Autism encompasses a range of cognitive and behavioral characteristics, and studies suggest that certain genetic abnormalities are common in individuals with autism. A major challenge is to link these genetic abnormalities with the behavioral features of autism, such as social deficits and anxiety. Gil Levkowitz and his colleagues are tackling basic questions concerning the development and function of the hypothalamus, an important yet understudied brain region.

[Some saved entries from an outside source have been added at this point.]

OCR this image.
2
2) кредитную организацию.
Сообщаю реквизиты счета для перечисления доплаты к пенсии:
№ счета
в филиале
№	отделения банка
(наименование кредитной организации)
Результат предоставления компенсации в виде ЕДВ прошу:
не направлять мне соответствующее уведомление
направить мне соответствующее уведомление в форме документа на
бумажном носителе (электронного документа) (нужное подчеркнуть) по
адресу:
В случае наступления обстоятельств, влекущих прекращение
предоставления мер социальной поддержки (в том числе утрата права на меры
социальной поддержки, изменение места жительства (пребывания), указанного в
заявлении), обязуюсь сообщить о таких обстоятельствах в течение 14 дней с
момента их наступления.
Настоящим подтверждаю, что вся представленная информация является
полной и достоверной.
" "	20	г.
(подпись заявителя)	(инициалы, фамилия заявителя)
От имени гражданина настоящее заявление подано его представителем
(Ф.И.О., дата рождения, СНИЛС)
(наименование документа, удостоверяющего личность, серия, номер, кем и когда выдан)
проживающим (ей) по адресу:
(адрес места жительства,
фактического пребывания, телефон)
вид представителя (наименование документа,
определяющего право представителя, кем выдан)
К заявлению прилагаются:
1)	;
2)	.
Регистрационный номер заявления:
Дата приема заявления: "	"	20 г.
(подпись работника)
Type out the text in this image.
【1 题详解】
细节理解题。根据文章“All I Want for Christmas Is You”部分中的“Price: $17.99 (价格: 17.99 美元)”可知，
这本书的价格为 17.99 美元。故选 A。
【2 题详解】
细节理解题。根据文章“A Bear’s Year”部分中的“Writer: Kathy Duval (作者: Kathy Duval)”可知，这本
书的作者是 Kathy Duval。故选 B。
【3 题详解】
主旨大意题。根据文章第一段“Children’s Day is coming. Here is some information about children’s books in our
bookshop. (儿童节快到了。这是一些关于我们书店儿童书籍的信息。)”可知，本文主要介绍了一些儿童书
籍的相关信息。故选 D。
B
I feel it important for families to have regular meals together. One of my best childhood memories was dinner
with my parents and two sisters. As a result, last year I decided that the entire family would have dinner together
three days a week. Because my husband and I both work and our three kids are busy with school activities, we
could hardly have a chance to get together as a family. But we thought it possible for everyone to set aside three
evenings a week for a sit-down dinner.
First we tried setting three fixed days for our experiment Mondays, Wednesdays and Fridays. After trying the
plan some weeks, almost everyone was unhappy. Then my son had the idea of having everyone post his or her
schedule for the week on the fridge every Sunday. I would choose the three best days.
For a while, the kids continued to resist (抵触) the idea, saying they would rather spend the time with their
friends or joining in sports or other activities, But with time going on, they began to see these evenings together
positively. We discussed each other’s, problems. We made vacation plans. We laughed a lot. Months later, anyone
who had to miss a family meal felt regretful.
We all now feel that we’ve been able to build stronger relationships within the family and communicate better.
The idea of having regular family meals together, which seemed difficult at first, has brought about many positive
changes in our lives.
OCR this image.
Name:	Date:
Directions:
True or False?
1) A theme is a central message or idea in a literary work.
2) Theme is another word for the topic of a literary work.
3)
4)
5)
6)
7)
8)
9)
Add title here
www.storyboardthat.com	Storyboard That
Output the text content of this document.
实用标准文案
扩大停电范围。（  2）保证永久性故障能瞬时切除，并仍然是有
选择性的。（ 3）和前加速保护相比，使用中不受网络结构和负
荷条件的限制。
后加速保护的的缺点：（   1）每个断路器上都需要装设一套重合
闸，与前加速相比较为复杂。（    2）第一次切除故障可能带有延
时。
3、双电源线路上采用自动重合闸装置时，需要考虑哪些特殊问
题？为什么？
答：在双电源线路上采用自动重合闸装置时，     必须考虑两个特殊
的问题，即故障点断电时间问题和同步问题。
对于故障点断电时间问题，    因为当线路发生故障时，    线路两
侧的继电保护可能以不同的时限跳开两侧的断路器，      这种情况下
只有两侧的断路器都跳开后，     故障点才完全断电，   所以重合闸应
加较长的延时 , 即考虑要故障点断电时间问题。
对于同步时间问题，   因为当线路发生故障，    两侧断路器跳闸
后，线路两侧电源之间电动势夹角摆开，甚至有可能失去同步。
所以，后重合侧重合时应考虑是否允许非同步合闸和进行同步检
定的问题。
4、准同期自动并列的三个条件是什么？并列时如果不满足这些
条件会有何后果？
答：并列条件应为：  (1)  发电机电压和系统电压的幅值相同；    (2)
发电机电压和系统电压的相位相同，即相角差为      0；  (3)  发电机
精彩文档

The hypothalamus is involved in helping animals adapt to emotional and physiological challenges, and it regulates fundamental body functions, including sleep, blood pressure, temperature, appetite, metabolism, stress responses and social behavior. In 2012, Levkowitz demonstrated in zebrafish that the autism-associated gene A2BP1 (also known as RBFOX1) is involved in stress hormone synthesis and anxiety-like responses¹.

A2BP1 protein is involved in a gene regulation process known as alternative splicing, and it appears to be expressed at lower levels in the brains of people with autism than in controls. Lower expression of A2BP1 is also associated with dysregulated splicing of target genes in individuals with autism. Levkowitz and his colleagues have found that one such A2BP1 target, PAC1, is implicated in the activation and termination of stress and anxiety-like responses in zebrafish.

Levkowitz and his colleagues employed a genome editing approach to generate two zebrafish mutants. The first disrupts the function of the A2BP1 gene, and the second disrupts an alternatively spliced PAC1 exon (known as the ‘hop cassette’), the splicing of which is normally regulated by A2BP1. The researchers’ goal is to understand how disruptions in A2BP1 and/or its splicing target PAC1, dubbed ‘the hopless fish’ mutant, may be connected with autism and hypothalamic function.